They visit Scotland, New York City, Santiago. More than once they put on winter coats and visit the moon. “Can’t you feel how lightweight we are, Marie? You can move by hardly twitching a muscle!” He sets her in his wheeled desk chair and pants as he whirls her in circles until she cannot laugh anymore for the pain of it.
“Here, try some nice fresh moon flesh,” he says, and into her mouth goes something that tastes a lot like cheese. Always at the end they sit side by side again and pound the cushions, and slowly the room rematerializes around them. “Ah,” he says, more quietly, his accent fading, the faintest touch of dread returning to his voice, “here we are. Home.”
The Sum of Angles
Werner is summoned to the office of the technical sciences professor. A trio of sleek long-legged hounds swirl around him as he enters. The room is lit by a pair of green-shaded banker’s lamps, and in the shadows Werner can see shelves crowded with encyclopedias, models of windmills, miniature telescopes, prisms. Dr. Hauptmann stands behind his big desk wearing his brass-buttoned coat, as though he too has just arrived. Tight curls frame his ivory forehead; he tugs off his leather gloves one finger at a time. “Drop a log on the fire, please.”
Werner tacks across the room and stirs the coals to life. In the corner, he realizes, sits a third person, a massive figure camped sleepily in an armchair intended for a much smaller man. He is Frank Volkheimer, an upperclassman, seventeen years old, a colossal boy from some boreal village, a legend among the younger cadets. Supposedly Volkheimer has carried three first-years across the river by holding them above his head; supposedly he has lifted the tail end of the commandant’s automobile high enough to slip a jack under the axle. There is a rumor that he crushed a communist’s windpipe with his hands. Another that he grabbed the muzzle of a stray dog and cut out its eyes just to inure himself to the suffering of other beings.
They call him the Giant. Even in the low, flickering light, Werner sees that veins climb Volkheimer’s forearms like vines.
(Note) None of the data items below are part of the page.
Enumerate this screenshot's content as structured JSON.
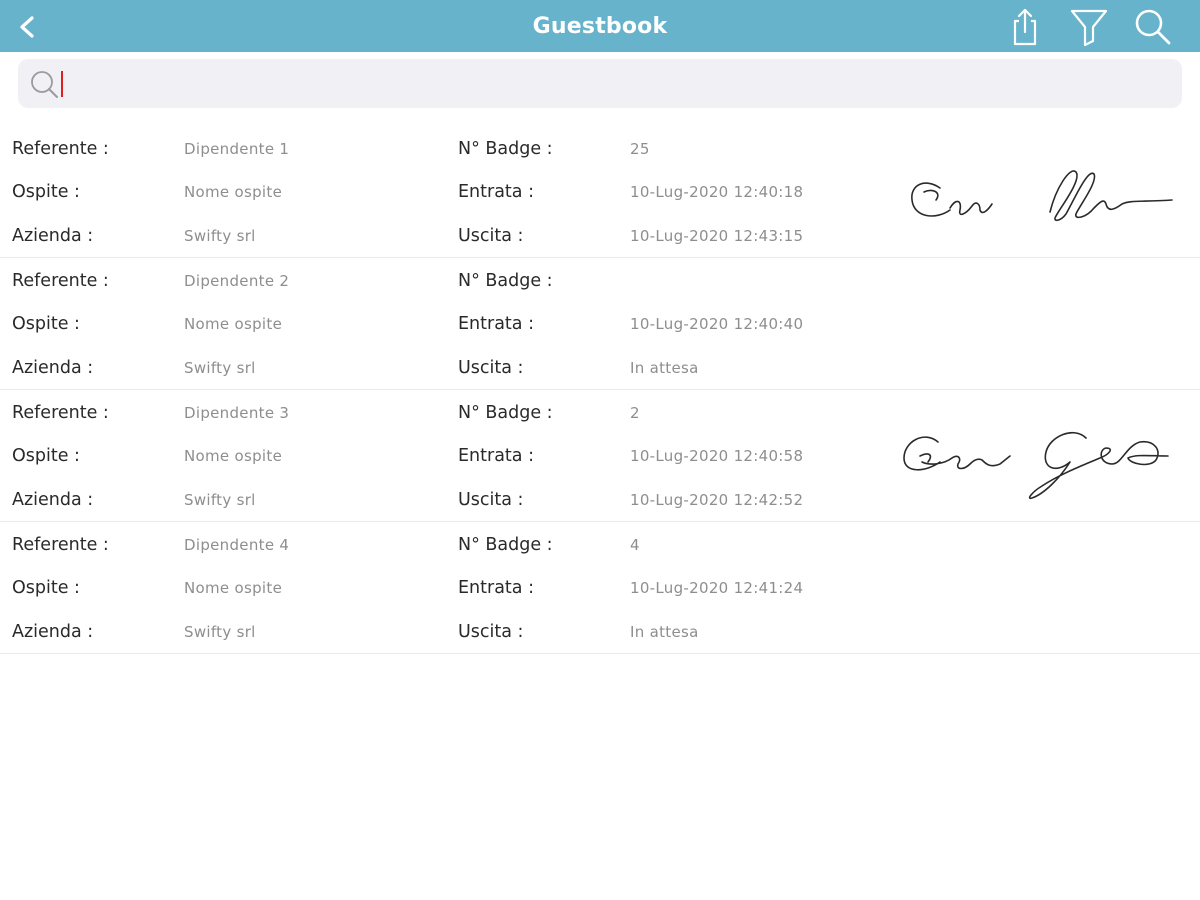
{
  "header": {
    "title": "Guestbook",
    "back_icon": "chevron-left-icon",
    "actions": [
      {
        "name": "share",
        "icon": "share-icon"
      },
      {
        "name": "filter",
        "icon": "filter-icon"
      },
      {
        "name": "search",
        "icon": "search-icon"
      }
    ],
    "background_color": "#66b3cb"
  },
  "search": {
    "placeholder": "",
    "value": ""
  },
  "labels": {
    "referente": "Referente :",
    "ospite": "Ospite :",
    "azienda": "Azienda :",
    "badge": "N° Badge :",
    "entrata": "Entrata :",
    "uscita": "Uscita :"
  },
  "entries": [
    {
      "referente": "Dipendente  1",
      "ospite": "Nome ospite",
      "azienda": "Swifty srl",
      "badge": "25",
      "entrata": "10-Lug-2020 12:40:18",
      "uscita": "10-Lug-2020 12:43:15",
      "has_signature": true
    },
    {
      "referente": "Dipendente 2",
      "ospite": "Nome ospite",
      "azienda": "Swifty srl",
      "badge": "",
      "entrata": "10-Lug-2020 12:40:40",
      "uscita": "In attesa",
      "has_signature": false
    },
    {
      "referente": "Dipendente 3",
      "ospite": "Nome ospite",
      "azienda": "Swifty srl",
      "badge": "2",
      "entrata": "10-Lug-2020 12:40:58",
      "uscita": "10-Lug-2020 12:42:52",
      "has_signature": true
    },
    {
      "referente": "Dipendente 4",
      "ospite": "Nome ospite",
      "azienda": "Swifty srl",
      "badge": "4",
      "entrata": "10-Lug-2020 12:41:24",
      "uscita": "In attesa",
      "has_signature": false
    }
  ]
}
“A student has never built the motor,” says Hauptmann, his back partially to Volkheimer. “Not without help.”
Werner does not know how to reply, so he does not. He pokes the fire one last time, and sparks rise up the chimney.
“Can you do trigonometry, cadet?”
“Only what I have been able to teach myself, sir.”
Hauptmann takes a sheet of paper from a drawer and writes on it. “Do you know what this is?”
Werner squints.
“A formula, sir.”
“Do you comprehend its uses?”
“I believe it is a way to use two known points to find the location of a third and unknown point.”
Hauptmann’s blue eyes
glitter; he looks like someone who has discovered something very valuable lying right in front of him on the ground. “If I give you the known points and a distance between them, cadet, can you solve it? Can you draw the triangle?”
“I believe so.”
“Sit at my desk, Pfennig. Take my chair. Here is a pencil.”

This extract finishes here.